The use of aluminum pans for DSC significantly determined higher survival rate of cryopreserved sweet potato meristems, compared to those of the vitrification using cryovials. It may depend on different cooling and warming rates in these containers.

At the cooling stage the modified PVS 1, PVS 2, and 88% PVS 3 are completely transformed into a glassy state with highly stable amorphous phase, which does not crystallize even under slow warming above the glass transition temperature. In the thermogram of PVS N, in addition to the glass transition, an exothermic crystallization from an amorphous state (devitrification) peak and an endothermic peak of melting were recorded. The area under crystallization and melting curves did not differ significantly.

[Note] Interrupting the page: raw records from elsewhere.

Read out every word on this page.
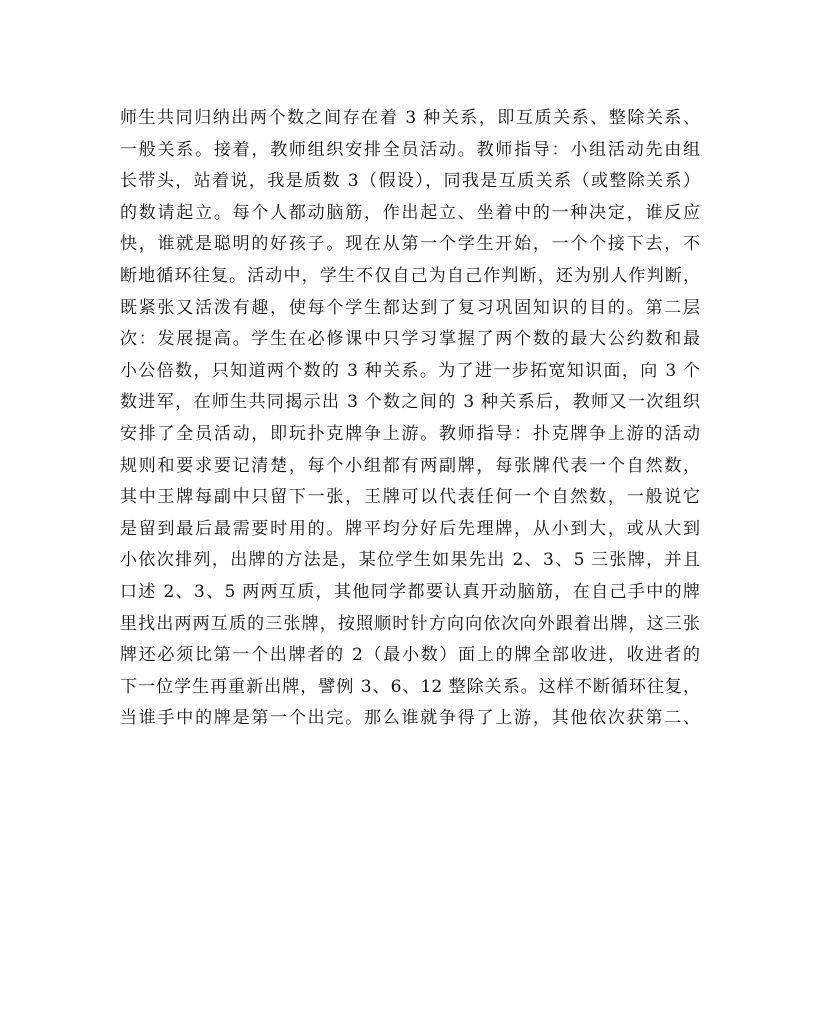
师生共同归纳出两个数之间存在着 3 种关系，即互质关系、整除关系、
一般关系。接着，教师组织安排全员活动。教师指导：小组活动先由组
长带头，站着说，我是质数 3（假设），同我是互质关系（或整除关系）
的数请起立。每个人都动脑筋，作出起立、坐着中的一种决定，谁反应
快，谁就是聪明的好孩子。现在从第一个学生开始，一个个接下去，不
断地循环往复。活动中，学生不仅自己为自己作判断，还为别人作判断，
既紧张又活泼有趣，使每个学生都达到了复习巩固知识的目的。第二层
次：发展提高。学生在必修课中只学习掌握了两个数的最大公约数和最
小公倍数，只知道两个数的 3 种关系。为了进一步拓宽知识面，向 3 个
数进军，在师生共同揭示出 3 个数之间的 3 种关系后，教师又一次组织
安排了全员活动，即玩扑克牌争上游。教师指导：扑克牌争上游的活动
规则和要求要记清楚，每个小组都有两副牌，每张牌代表一个自然数，
其中王牌每副中只留下一张，王牌可以代表任何一个自然数，一般说它
是留到最后最需要时用的。牌平均分好后先理牌，从小到大，或从大到
小依次排列，出牌的方法是，某位学生如果先出 2、3、5 三张牌，并且
口述 2、3、5 两两互质，其他同学都要认真开动脑筋，在自己手中的牌
里找出两两互质的三张牌，按照顺时针方向向依次向外跟着出牌，这三张
牌还必须比第一个出牌者的 2（最小数）面上的牌全部收进，收进者的
下一位学生再重新出牌，譬例 3、6、12 整除关系。这样不断循环往复，
当谁手中的牌是第一个出完。那么谁就争得了上游，其他依次获第二、
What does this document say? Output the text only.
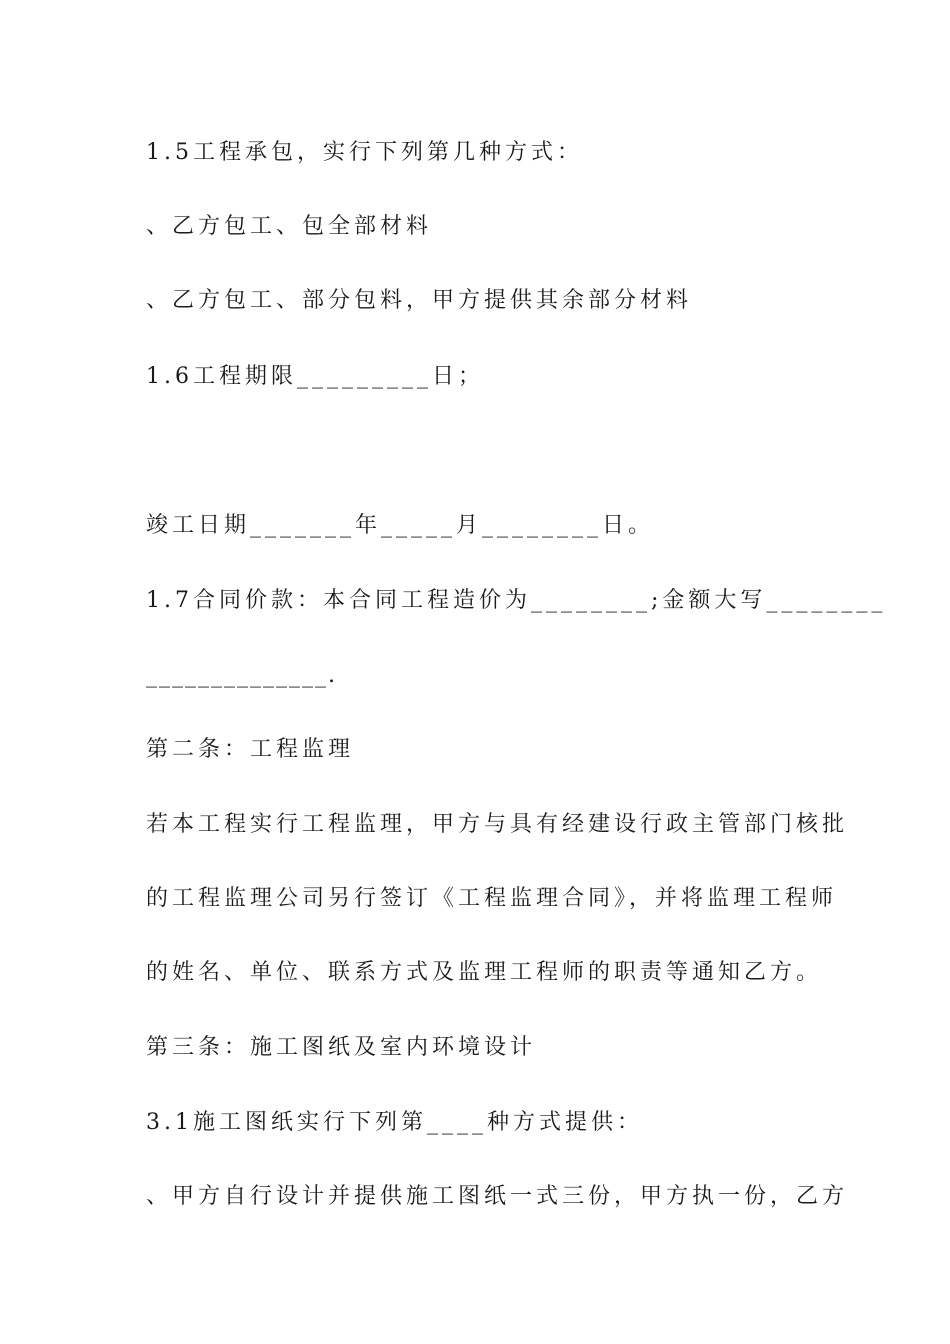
1.5工程承包，实行下列第几种方式：
、乙方包工、包全部材料
、乙方包工、部分包料，甲方提供其余部分材料
1.6工程期限_________日；
竣工日期_______年_____月________日。
1.7合同价款：本合同工程造价为________;金额大写________
______________.
第二条：工程监理
若本工程实行工程监理，甲方与具有经建设行政主管部门核批
的工程监理公司另行签订《工程监理合同》，并将监理工程师
的姓名、单位、联系方式及监理工程师的职责等通知乙方。
第三条：施工图纸及室内环境设计
3.1施工图纸实行下列第____种方式提供：
、甲方自行设计并提供施工图纸一式三份，甲方执一份，乙方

This indicates that the crystallization occurs only at the warming stage. In spite of the fact that in the PVS N the devitrification and endothermic peaks of melting at warming stage were recorded, we obtained the survival rate of meristems at the level of 45 and 74.25%. This is due to the fact that the heating rates we applied in our studies were quite high. Since PVS 3 had a negative effect on meristems at the treatment stage, its stable amorphous phase did not affect the preservation rate of the meristems after cryopreservation.

The meristems cryopreservation method based on dehydrated with the sterile air flow is of a special interest, since no cryoprotectant use is needed.